Weekends were suddenly not enough. I found myself wanting to see him as much as possible. I thought about him all the time. And everything changed.
Things that had never bothered me started to bother me. Emotions got in the way. Things become messy, and complicated. Wonderful, yes. But complicated.
I started to get why people would tell me that being in a relationship was hard. People are always saying that. You always hear people talking about how they 'want to be single for a while, it's less complicated'. But then I thought about it. Being single was complicated too. Not only because of things relating to the opposite sex (why hasn't he called me? etc. etc.), But because of life.
Life is complicated.
It doesn't matter who you're with, if you're in love or not, there will always be some sort of complication. It may not be fair, but then, what is? I guess I had succumbed to the hollywood notion after all. That once you fall in love there will be fairy-tale ending. Everything is perfect from that moment on. And if you do fight you have silly fights, over things such as what to get at the grocery store. They will be cute fights, fights you look back on and laugh. But let me tell you, fights over what to get at the grocery store can suddenly mean the world to you. They can make or break a relationship.
And now I find myself, the one who never wanted to get married, thinking about things like seating plans and hair appointments. And other horribly trivial things that I never wanted. I can just see 16 year old me shaking her head in disapproval. And fear. I am signing up to spend the rest of my life with someone. I am relying on love to keep us together when it is not something set in stone, it can disappear without warning, and so many times is not even enough in itself.
But I guess, when you think about it, we're just a boy and a girl who like the same things, think the other just fascinating, and can't imagine a life apart. Out of all the complicated things in life, this doesn't really seem that complicated at all. In fact, I couldn't imagine anything more simple right now.
Comments
I'm so glad things changed for you. That 16-year-old version of yourself might be shaking her head a bit, but I'd bet she's seriously smiling somewhere inside too.

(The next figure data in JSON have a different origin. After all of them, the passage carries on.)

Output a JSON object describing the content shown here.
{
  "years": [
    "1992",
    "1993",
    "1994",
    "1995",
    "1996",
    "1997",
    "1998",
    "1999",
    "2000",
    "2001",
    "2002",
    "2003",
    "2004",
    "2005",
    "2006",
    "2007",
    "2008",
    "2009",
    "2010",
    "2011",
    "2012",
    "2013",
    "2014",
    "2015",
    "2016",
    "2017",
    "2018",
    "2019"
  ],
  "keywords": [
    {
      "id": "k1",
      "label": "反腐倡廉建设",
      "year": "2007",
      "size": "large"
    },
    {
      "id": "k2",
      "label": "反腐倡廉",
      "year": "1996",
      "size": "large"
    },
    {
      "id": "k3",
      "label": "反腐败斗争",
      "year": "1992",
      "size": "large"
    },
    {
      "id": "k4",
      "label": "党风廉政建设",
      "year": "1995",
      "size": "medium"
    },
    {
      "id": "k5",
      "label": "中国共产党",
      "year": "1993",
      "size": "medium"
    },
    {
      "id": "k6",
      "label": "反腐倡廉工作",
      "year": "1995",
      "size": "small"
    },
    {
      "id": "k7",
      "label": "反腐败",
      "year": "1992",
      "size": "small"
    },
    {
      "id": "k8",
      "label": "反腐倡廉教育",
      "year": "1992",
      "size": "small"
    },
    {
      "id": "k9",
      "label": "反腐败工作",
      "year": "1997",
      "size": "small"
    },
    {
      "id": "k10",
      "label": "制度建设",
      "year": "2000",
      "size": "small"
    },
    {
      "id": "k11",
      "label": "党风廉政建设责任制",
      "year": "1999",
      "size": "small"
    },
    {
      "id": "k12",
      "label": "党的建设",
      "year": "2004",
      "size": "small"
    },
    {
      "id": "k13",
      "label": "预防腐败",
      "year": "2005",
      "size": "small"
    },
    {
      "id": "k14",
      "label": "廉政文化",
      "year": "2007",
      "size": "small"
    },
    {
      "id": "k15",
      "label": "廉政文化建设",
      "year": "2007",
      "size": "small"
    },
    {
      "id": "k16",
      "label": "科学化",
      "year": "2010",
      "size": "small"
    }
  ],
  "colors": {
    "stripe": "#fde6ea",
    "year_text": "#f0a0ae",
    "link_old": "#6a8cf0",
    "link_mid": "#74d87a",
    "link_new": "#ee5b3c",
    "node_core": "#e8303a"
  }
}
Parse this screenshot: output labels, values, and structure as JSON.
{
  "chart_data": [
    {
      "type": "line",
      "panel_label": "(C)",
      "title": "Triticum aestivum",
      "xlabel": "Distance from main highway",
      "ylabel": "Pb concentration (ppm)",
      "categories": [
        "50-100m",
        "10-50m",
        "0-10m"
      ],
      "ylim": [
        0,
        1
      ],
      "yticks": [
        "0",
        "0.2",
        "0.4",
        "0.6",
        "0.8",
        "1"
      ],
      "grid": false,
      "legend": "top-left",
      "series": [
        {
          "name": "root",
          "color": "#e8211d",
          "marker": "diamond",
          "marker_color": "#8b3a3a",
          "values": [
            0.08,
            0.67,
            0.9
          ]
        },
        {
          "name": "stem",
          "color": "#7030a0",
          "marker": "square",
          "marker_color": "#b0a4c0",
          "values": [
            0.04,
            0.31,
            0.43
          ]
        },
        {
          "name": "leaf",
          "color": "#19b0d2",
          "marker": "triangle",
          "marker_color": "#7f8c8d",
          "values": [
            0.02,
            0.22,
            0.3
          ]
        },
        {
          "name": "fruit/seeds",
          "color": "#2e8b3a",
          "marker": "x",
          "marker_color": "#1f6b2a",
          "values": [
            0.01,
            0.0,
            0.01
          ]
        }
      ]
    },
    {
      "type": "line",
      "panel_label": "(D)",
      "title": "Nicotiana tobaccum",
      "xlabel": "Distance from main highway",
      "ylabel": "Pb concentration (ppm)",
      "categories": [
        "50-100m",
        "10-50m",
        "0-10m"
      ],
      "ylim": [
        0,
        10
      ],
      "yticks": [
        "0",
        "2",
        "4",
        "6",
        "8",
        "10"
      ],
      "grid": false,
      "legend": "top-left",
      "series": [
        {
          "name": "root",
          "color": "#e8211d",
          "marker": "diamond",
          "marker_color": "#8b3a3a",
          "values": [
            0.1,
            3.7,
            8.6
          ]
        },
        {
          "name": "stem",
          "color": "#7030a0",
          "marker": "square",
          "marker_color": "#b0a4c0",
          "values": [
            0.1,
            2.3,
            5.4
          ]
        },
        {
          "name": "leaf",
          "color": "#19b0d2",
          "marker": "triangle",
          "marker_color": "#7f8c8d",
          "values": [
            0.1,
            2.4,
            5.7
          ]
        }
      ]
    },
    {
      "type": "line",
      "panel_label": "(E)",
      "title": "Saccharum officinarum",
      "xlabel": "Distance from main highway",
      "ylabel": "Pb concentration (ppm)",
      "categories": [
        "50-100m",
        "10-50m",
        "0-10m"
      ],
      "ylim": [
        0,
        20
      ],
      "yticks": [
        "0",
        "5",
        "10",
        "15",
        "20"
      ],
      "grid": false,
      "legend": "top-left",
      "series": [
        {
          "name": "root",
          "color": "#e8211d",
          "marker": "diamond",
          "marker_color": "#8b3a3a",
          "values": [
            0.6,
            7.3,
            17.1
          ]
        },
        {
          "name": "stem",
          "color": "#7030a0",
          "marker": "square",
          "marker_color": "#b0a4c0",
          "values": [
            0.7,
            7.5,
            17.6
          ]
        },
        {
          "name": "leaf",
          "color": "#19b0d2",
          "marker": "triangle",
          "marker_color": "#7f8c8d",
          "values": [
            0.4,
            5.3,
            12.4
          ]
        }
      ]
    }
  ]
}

All I can say is it's all about faith and growing in love with each other.:D
Have a wonderful weekend!:D
***** Marie *****
allthingsmarie.com
Funny how all that works.
p.s. i am a new follower. :)
<3, Mimi
http://whatmimiwrites.blogspot.com/
being 16 I dont know anything about all of this but I do love the journeys.the inbetween period that make things what they are even if they're fights.
but boy i surely do believe in love. and i am so happy for you finding it!